The war next door in Ukraine, however, derailed Mr. Orban’s effort to get voters to focus on transgender individuals and gays, forcing a reboot focused on painting his opponents as eager to take Hungary to war.
When hundreds of pro-Ukrainian Hungarians and refugees from Ukraine gathered on Saturday in central Budapest to denounce the government’s fence-sitting on the war, the main state-controlled television station, M1, described the event as a “pro-war rally.” Anna Olishevska, a 24-year-old Ukrainian from Kyiv who took part, praised the ordinary Hungarians who she said had helped her after she fled across the border. More than 500,000 Ukrainians have crossed into Hungary over the past month, far fewer than the more than two million who have entered Poland but still a large number for a country where venomous hostility to foreign migrants had long been the cornerstone of Mr. Orban’s often xenophobic political platform.
While delighted by her reception in Hungary, Ms. Olishevska said the government had been so tentative in condemning Russia’s invasion and resistant to helping Ukraine defend itself, that she worries about staying in Hungary if Mr. Orban won another term.
“I can’t stay in a country where the government supports Russia,” she said, waving a hand-painted sign telling Mr. Putin where to stick his rockets.

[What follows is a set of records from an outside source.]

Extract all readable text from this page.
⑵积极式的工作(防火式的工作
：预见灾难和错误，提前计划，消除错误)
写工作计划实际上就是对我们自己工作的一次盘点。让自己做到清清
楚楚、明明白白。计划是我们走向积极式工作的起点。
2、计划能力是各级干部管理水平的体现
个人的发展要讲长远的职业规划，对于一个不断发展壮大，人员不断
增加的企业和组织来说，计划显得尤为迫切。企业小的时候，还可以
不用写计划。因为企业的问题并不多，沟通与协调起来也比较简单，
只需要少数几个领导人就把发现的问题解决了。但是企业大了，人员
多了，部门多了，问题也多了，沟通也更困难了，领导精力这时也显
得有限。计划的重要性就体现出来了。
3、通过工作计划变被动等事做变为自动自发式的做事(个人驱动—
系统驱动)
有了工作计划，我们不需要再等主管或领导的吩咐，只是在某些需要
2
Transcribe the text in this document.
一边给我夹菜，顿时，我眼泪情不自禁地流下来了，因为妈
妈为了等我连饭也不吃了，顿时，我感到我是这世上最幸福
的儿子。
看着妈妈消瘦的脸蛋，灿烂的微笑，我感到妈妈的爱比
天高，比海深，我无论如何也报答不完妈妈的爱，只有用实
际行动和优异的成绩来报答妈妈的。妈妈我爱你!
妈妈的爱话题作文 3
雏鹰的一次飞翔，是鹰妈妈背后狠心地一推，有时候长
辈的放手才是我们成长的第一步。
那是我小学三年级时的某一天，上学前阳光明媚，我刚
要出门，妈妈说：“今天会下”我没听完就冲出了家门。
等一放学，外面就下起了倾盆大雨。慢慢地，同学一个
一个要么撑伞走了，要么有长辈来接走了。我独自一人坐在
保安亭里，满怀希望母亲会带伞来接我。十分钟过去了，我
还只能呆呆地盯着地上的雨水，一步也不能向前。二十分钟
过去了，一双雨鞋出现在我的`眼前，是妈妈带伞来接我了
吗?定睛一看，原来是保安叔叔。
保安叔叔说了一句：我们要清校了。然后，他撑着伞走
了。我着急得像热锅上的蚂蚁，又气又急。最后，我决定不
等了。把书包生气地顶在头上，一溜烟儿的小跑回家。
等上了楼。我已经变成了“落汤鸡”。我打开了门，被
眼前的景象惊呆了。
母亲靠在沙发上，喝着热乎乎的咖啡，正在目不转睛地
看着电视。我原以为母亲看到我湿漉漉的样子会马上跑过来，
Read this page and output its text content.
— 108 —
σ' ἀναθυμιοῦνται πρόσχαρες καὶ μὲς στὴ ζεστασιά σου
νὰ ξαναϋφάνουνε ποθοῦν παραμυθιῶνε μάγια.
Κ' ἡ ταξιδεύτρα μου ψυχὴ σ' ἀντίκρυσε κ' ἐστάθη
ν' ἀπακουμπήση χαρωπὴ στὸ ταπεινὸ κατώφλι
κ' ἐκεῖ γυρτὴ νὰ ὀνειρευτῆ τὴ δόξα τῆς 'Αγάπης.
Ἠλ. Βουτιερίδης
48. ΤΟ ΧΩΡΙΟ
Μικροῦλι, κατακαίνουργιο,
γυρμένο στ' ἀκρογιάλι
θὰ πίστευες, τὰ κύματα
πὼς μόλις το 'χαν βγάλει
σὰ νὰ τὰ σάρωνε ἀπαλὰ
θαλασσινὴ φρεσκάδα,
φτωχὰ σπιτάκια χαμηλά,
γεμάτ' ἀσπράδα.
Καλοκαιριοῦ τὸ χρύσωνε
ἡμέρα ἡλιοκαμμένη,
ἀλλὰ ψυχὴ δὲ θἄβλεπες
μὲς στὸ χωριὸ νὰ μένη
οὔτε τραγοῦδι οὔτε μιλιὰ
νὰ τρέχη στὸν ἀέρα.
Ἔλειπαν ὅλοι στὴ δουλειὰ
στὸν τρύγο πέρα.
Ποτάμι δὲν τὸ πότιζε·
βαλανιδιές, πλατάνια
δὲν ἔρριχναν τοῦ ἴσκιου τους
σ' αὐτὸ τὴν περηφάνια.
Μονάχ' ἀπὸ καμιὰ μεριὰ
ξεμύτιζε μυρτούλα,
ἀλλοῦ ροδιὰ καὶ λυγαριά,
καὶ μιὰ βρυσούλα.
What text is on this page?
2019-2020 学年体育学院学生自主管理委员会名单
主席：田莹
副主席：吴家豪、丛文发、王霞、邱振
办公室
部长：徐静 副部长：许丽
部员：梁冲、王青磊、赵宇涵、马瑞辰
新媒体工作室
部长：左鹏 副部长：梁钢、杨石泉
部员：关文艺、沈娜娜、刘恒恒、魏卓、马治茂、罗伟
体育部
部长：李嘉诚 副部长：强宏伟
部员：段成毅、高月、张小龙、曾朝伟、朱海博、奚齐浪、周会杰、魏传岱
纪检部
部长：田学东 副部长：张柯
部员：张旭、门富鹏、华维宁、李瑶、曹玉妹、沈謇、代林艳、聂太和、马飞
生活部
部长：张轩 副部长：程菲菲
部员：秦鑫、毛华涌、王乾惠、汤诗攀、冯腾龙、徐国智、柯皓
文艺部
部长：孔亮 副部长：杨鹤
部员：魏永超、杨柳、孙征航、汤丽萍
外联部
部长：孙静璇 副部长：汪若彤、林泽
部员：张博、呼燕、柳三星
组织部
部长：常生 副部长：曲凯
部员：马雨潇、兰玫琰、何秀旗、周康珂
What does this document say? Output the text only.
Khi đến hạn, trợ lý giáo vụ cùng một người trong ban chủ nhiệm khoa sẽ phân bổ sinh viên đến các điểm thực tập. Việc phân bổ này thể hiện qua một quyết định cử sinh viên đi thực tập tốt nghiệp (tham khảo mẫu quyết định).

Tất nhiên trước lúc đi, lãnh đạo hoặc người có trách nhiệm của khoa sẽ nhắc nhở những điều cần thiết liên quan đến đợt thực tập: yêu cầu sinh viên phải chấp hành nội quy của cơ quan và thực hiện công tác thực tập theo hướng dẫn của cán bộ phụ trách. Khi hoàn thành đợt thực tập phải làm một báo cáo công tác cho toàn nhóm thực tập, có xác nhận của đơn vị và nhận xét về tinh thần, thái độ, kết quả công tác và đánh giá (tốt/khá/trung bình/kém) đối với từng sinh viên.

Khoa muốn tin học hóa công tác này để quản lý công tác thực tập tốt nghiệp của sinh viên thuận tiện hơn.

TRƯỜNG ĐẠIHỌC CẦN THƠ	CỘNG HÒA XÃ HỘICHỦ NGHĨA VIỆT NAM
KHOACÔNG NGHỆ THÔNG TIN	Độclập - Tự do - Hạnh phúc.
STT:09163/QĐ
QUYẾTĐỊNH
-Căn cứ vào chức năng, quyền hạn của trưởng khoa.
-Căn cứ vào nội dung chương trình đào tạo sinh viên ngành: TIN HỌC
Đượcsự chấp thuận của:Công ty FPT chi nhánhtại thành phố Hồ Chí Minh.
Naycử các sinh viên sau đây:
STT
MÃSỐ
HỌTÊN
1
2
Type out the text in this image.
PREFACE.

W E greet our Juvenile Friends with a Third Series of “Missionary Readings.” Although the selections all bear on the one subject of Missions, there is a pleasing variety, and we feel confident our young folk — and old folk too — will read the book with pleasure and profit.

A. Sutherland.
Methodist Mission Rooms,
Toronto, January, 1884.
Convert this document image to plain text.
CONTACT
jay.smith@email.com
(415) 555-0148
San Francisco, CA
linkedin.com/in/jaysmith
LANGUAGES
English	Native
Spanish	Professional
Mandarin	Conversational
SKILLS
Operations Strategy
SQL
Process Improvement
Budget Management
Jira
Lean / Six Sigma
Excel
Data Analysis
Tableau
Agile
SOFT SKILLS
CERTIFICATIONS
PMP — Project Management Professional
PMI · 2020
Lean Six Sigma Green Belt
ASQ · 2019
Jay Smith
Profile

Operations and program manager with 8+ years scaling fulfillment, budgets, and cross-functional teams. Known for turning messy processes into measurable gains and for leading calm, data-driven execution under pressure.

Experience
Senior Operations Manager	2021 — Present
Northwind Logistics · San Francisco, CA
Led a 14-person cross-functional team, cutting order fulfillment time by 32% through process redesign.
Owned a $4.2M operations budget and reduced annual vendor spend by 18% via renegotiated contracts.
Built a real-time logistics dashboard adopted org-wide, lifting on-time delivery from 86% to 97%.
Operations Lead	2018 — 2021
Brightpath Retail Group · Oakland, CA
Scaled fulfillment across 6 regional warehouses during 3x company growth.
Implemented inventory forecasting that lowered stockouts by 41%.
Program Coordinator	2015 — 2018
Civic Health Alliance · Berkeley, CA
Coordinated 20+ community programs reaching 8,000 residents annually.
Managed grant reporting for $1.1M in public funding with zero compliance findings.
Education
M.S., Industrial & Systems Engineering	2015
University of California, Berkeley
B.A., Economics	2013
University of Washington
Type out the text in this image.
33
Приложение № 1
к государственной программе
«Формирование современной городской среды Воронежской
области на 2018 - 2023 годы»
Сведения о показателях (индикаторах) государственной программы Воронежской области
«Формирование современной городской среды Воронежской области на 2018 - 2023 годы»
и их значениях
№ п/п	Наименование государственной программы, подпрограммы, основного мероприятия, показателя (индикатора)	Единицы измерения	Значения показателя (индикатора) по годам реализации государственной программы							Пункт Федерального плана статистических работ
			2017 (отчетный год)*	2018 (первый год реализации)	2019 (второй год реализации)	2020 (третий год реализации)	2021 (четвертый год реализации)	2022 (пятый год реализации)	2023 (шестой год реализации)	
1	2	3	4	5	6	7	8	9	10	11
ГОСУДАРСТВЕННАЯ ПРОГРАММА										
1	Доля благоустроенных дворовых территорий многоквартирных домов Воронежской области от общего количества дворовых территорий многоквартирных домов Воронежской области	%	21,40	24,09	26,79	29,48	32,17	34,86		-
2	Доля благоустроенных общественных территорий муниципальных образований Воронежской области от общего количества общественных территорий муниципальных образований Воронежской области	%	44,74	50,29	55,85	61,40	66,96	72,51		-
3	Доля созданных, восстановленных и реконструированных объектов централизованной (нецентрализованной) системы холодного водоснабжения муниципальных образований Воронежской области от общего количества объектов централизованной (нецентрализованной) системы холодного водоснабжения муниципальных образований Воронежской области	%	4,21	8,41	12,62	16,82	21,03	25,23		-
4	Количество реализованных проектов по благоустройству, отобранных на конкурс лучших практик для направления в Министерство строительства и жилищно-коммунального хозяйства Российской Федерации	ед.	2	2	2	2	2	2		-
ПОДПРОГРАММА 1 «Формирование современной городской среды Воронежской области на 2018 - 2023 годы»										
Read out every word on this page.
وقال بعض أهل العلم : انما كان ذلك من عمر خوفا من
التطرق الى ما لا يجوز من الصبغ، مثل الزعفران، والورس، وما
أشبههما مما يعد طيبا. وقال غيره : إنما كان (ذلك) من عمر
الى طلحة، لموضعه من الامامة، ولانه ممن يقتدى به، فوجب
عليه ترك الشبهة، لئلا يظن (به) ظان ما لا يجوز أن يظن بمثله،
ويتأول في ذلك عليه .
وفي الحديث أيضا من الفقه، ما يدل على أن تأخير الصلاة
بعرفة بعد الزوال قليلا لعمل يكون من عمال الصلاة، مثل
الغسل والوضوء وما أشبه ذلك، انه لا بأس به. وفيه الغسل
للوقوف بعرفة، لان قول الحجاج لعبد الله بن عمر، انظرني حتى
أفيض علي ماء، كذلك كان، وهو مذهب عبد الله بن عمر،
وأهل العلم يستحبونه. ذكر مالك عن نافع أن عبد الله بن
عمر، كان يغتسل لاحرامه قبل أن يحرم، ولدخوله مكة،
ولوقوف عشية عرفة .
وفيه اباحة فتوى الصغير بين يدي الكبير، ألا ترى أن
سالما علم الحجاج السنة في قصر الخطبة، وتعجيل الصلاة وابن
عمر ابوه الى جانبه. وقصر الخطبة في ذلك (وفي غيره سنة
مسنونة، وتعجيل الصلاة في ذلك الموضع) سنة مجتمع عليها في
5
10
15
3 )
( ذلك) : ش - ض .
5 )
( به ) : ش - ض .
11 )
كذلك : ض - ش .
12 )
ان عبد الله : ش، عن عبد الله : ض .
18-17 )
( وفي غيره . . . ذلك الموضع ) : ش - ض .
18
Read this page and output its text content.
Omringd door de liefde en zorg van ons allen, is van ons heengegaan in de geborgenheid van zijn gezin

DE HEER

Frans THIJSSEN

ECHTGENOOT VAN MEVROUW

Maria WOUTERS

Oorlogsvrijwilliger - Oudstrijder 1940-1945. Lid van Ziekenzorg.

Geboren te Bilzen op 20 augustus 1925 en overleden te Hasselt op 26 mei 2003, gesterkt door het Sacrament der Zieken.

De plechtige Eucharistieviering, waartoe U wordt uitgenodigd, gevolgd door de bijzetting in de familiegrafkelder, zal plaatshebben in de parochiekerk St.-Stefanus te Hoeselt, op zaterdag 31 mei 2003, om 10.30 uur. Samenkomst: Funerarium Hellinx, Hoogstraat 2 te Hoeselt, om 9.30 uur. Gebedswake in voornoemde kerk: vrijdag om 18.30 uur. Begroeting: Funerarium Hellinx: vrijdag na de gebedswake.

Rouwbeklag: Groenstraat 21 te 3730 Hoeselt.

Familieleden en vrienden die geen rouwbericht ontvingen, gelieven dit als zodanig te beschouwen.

Some prominent supporters of Mr. Orban’s party have even blamed Ukraine for the bloodshed in 1956, with Maria Schmidt, a historian and museum director, claiming falsely on Saturday that Nikita S. Khrushchev, the Soviet leader who ordered troops into Hungary that year, was Ukrainian. He was Russian. Ms. Schmidt misrepresented the Soviet leader’s origins in response to a tweet by the British comedian John Cleese, who urged Hungarian voters to consider whether it was Russia or Ukraine that invaded Hungary in 1956.
The blizzard of distortions and falsehoods in Hungarian news media outlets controlled by Fidesz has left opposition supporters in despair.
“They just repeat lies over and over, day after day,” Judit Barna, 81, a doctor, said outside a central Budapest polling station, where she had just voted for a united opposition ticket headed by Peter Marki Zay, a conservative small town mayor.
Referring to Mr. Orban’s early political career as an anti-Moscow firebrand who in 1989 demanded that Soviet troops leave, she asked: “How is it possible after 40 years of Soviet occupation and 30 years of democracy that the same guy who once shouted, ‘Russians, go home’ can now say that Russia is fighting a just war in Ukraine?”
Thanks to Fidesz’s stranglehold on the media, she added: “Half of Hungary’s population eats up all these lies. This is Hungary’s shame.”